JAKARTA, TEROPONGMEDIA.ID — Komedian Dede Sunandar akhirnya buka suara terkait tudingan kekerasan dalam rumah tangga (KDRT) yang dilontarkan sang istri, Karen Hertatum.
Tak berusaha mengelak, Dede justru mengakui bahwa peristiwa tersebut memang pernah terjadi beberapa tahun lalu.
“Kalau soal itu betul.”
Pengakuan singkat itu langsung membuat publik kembali menyoroti kondisi rumah tangga mereka yang belakangan dikabarkan retak.
Dede menjelaskan bahwa insiden tersebut terjadi saat dirinya terpancing emosi setelah mengetahui sesuatu yang menurutnya tidak pantas terjadi di rumah.

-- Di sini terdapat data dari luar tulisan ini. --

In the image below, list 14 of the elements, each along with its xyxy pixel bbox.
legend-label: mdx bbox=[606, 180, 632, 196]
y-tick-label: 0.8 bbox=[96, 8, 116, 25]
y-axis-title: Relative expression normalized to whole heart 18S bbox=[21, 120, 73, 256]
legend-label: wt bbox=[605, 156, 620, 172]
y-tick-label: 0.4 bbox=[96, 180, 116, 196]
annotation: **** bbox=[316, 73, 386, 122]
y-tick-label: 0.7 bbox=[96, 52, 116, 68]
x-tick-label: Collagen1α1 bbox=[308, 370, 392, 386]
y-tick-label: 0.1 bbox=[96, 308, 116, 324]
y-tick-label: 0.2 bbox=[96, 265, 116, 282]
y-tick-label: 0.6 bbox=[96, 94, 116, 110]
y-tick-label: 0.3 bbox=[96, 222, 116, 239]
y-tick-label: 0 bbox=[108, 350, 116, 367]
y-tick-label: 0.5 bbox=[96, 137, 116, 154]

Ia mengaku kesal karena istrinya disebut membawa teman pria dan mengadakan aktivitas minum-minuman ketika dirinya sedang berada di luar kota.

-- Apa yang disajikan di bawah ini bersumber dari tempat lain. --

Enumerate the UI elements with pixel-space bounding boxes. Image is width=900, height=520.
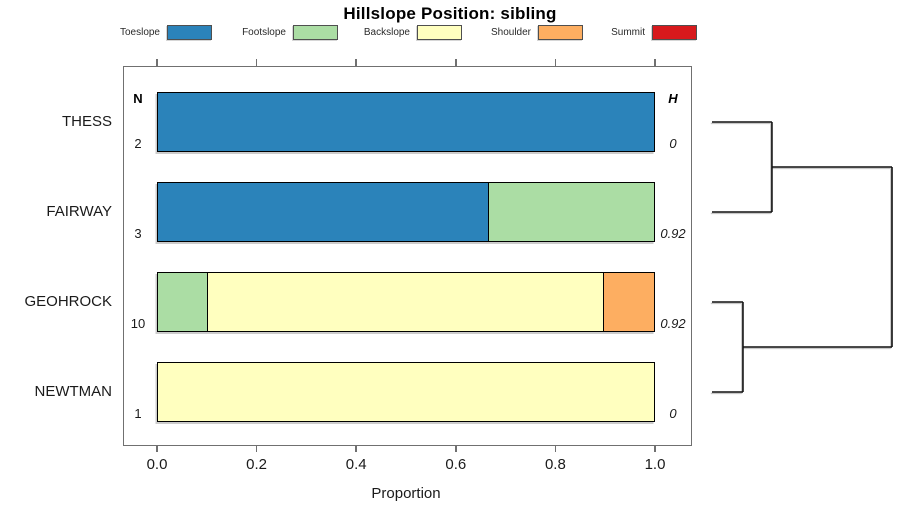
n-value: 1 (134, 406, 142, 421)
series-label-thess: THESS (61, 113, 112, 130)
dendrogram-lines (712, 121, 893, 393)
h-column-header: H (668, 91, 678, 106)
x-tick-top (554, 59, 557, 66)
x-tick-bottom (156, 445, 158, 452)
h-value: 0 (669, 136, 677, 151)
legend-label: Footslope (242, 27, 286, 38)
stacked-bar-thess (157, 92, 655, 152)
legend-item-summit: Summit (611, 25, 697, 40)
legend-item-shoulder: Shoulder (491, 25, 583, 40)
stacked-bar-geohrock (157, 272, 655, 332)
x-tick-bottom (455, 445, 457, 452)
x-tick-bottom (654, 445, 656, 452)
bar-segment-backslope (207, 273, 605, 331)
stacked-bar-newtman (157, 362, 655, 422)
x-tick-label: 0.2 (246, 456, 268, 473)
x-axis-title: Proportion (371, 485, 441, 502)
x-tick-label: 0.8 (544, 456, 566, 473)
stacked-bar-fairway (157, 182, 655, 242)
x-tick-label: 1.0 (644, 456, 666, 473)
bar-segment-toeslope (158, 93, 654, 151)
dendrogram-shadow (710, 122, 892, 395)
h-value: 0 (669, 406, 677, 421)
x-tick-top (255, 59, 258, 66)
series-label-newtman: NEWTMAN (34, 383, 113, 400)
series-label-geohrock: GEOHROCK (24, 293, 112, 310)
x-tick-bottom (554, 445, 557, 452)
legend-label: Backslope (363, 27, 410, 38)
n-value: 10 (130, 316, 146, 331)
legend-swatch (538, 25, 583, 40)
x-tick-label: 0.0 (146, 456, 168, 473)
legend-item-toeslope: Toeslope (120, 25, 212, 40)
x-tick-top (455, 59, 457, 66)
n-column-header: N (133, 91, 143, 106)
bar-segment-shoulder (604, 273, 654, 331)
legend-item-backslope: Backslope (364, 25, 462, 40)
bar-segment-toeslope (158, 183, 489, 241)
x-tick-top (355, 59, 357, 66)
n-value: 2 (134, 136, 142, 151)
x-tick-top (156, 59, 158, 66)
legend-label: Shoulder (490, 27, 531, 38)
legend-swatch (293, 25, 338, 40)
bar-segment-footslope (488, 183, 654, 241)
legend-item-footslope: Footslope (242, 25, 338, 40)
h-value: 0.92 (660, 226, 686, 241)
legend-swatch (417, 25, 462, 40)
series-label-fairway: FAIRWAY (46, 203, 112, 220)
legend-label: Summit (611, 27, 645, 38)
bar-segment-footslope (158, 273, 208, 331)
x-tick-top (654, 59, 656, 66)
x-tick-bottom (255, 445, 258, 452)
n-value: 3 (134, 226, 142, 241)
x-tick-bottom (355, 445, 357, 452)
legend-label: Toeslope (119, 27, 160, 38)
bar-segment-backslope (158, 363, 654, 421)
chart-title: Hillslope Position: sibling (343, 4, 557, 23)
legend-swatch (652, 25, 697, 40)
x-tick-label: 0.6 (445, 456, 467, 473)
legend-swatch (167, 25, 212, 40)
x-tick-label: 0.4 (345, 456, 367, 473)
h-value: 0.92 (660, 316, 686, 331)
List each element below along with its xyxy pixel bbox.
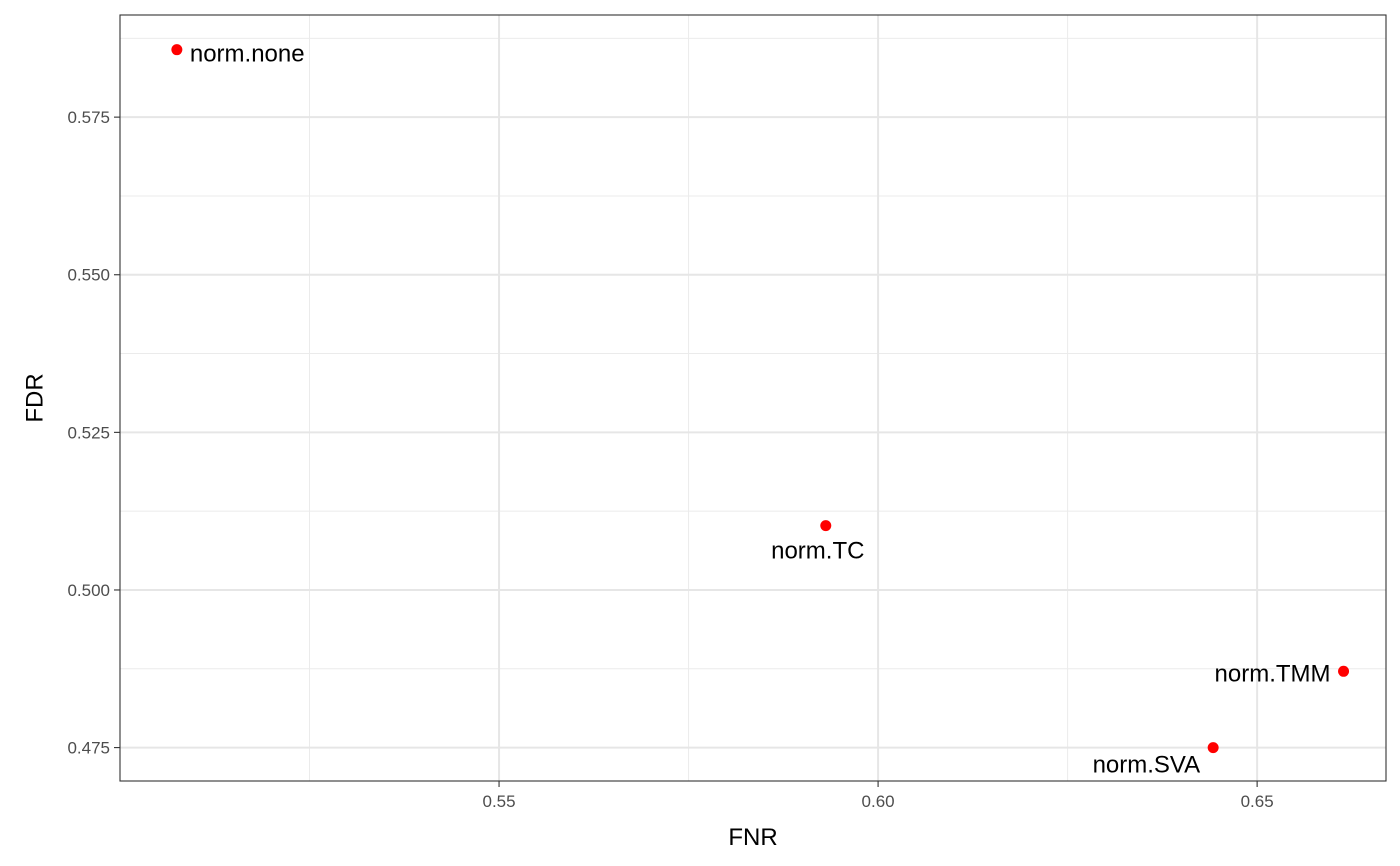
x-tick-label: 0.60 [862, 792, 895, 811]
point-label: norm.TC [771, 538, 864, 565]
point-labels: norm.none norm.TC norm.TMM norm.SVA [190, 41, 1331, 779]
point-label: norm.none [190, 41, 305, 68]
y-axis-ticks: 0.475 0.500 0.525 0.550 0.575 [67, 108, 120, 758]
data-point [1207, 742, 1219, 754]
data-point [171, 44, 183, 56]
y-tick-label: 0.500 [67, 581, 110, 600]
y-axis-title: FDR [21, 373, 48, 422]
data-points [171, 44, 1350, 754]
x-axis-title: FNR [728, 824, 777, 851]
major-grid [120, 15, 1386, 781]
y-tick-label: 0.575 [67, 108, 110, 127]
y-tick-label: 0.475 [67, 739, 110, 758]
y-tick-label: 0.550 [67, 266, 110, 285]
point-label: norm.TMM [1215, 660, 1331, 687]
x-tick-label: 0.55 [482, 792, 515, 811]
x-tick-label: 0.65 [1241, 792, 1274, 811]
plot-panel-border [119, 14, 1387, 782]
x-axis-ticks: 0.55 0.60 0.65 [482, 781, 1274, 811]
minor-grid [120, 15, 1386, 781]
data-point [820, 520, 832, 532]
data-point [1338, 665, 1350, 677]
y-tick-label: 0.525 [67, 423, 110, 442]
point-label: norm.SVA [1093, 752, 1201, 779]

Situasi itu memicu ledakan emosi yang akhirnya berujung pada tindakan yang kini ia sesali.
Anak Disebut Sempat Menghalangi
Dalam penjelasannya, Dede juga mengungkap bahwa anaknya sempat berada di tengah situasi tersebut.
“Anak aku menghalangi dan itu enggak sengaja.”
Pernyataan itu justru membuat cerita rumah tangga mereka terasa makin pilu. Konflik pasangan yang seharusnya privat berubah menjadi luka yang berdampak ke keluarga.
Akui Salah dan Minta Maaf
Meski mencoba menjelaskan latar belakang kejadian, Dede menegaskan dirinya tidak membenarkan tindakan kekerasan.
“Enggak semua perbuatan KDRT itu benar karena ya tetap salah.”
Ia mengaku sudah meminta maaf langsung kepada istri maupun keluarga sang istri atas kejadian tersebut.
Pengakuan ini menjadi momen langka ketika figur publik memilih mengakui kesalahan secara terbuka, bukan berlindung di balik pembelaan setengah hati.
Ingin Bertemu, Tapi Masih Ditolak
Dede mengatakan dirinya sebenarnya ingin bertemu langsung dengan sang istri untuk menyelesaikan masalah secara baik-baik.
Namun hingga kini, komunikasi disebut masih berjalan terbatas karena Karen disebut membutuhkan waktu untuk memulihkan mentalnya.
Situasi itu menunjukkan bahwa luka emosional dalam rumah tangga sering kali tidak selesai hanya dengan satu kata maaf.
Baca Juga:
Rumah Tangga Pinkan Mambo Ternyata Tak Pernah Disahkan Negara
Kasus ini langsung memicu banyak respons di media sosial. Ada yang mengapresiasi kejujuran Dede mengakui kesalahan, namun tak sedikit pula yang menilai kekerasan tetap tidak bisa dibenarkan dengan alasan apa pun.
Di balik semua polemik itu, satu hal yang kini jadi perhatian publik adalah apakah hubungan mereka masih bisa diperbaiki, atau justru sudah terlalu jauh retak dari dalam.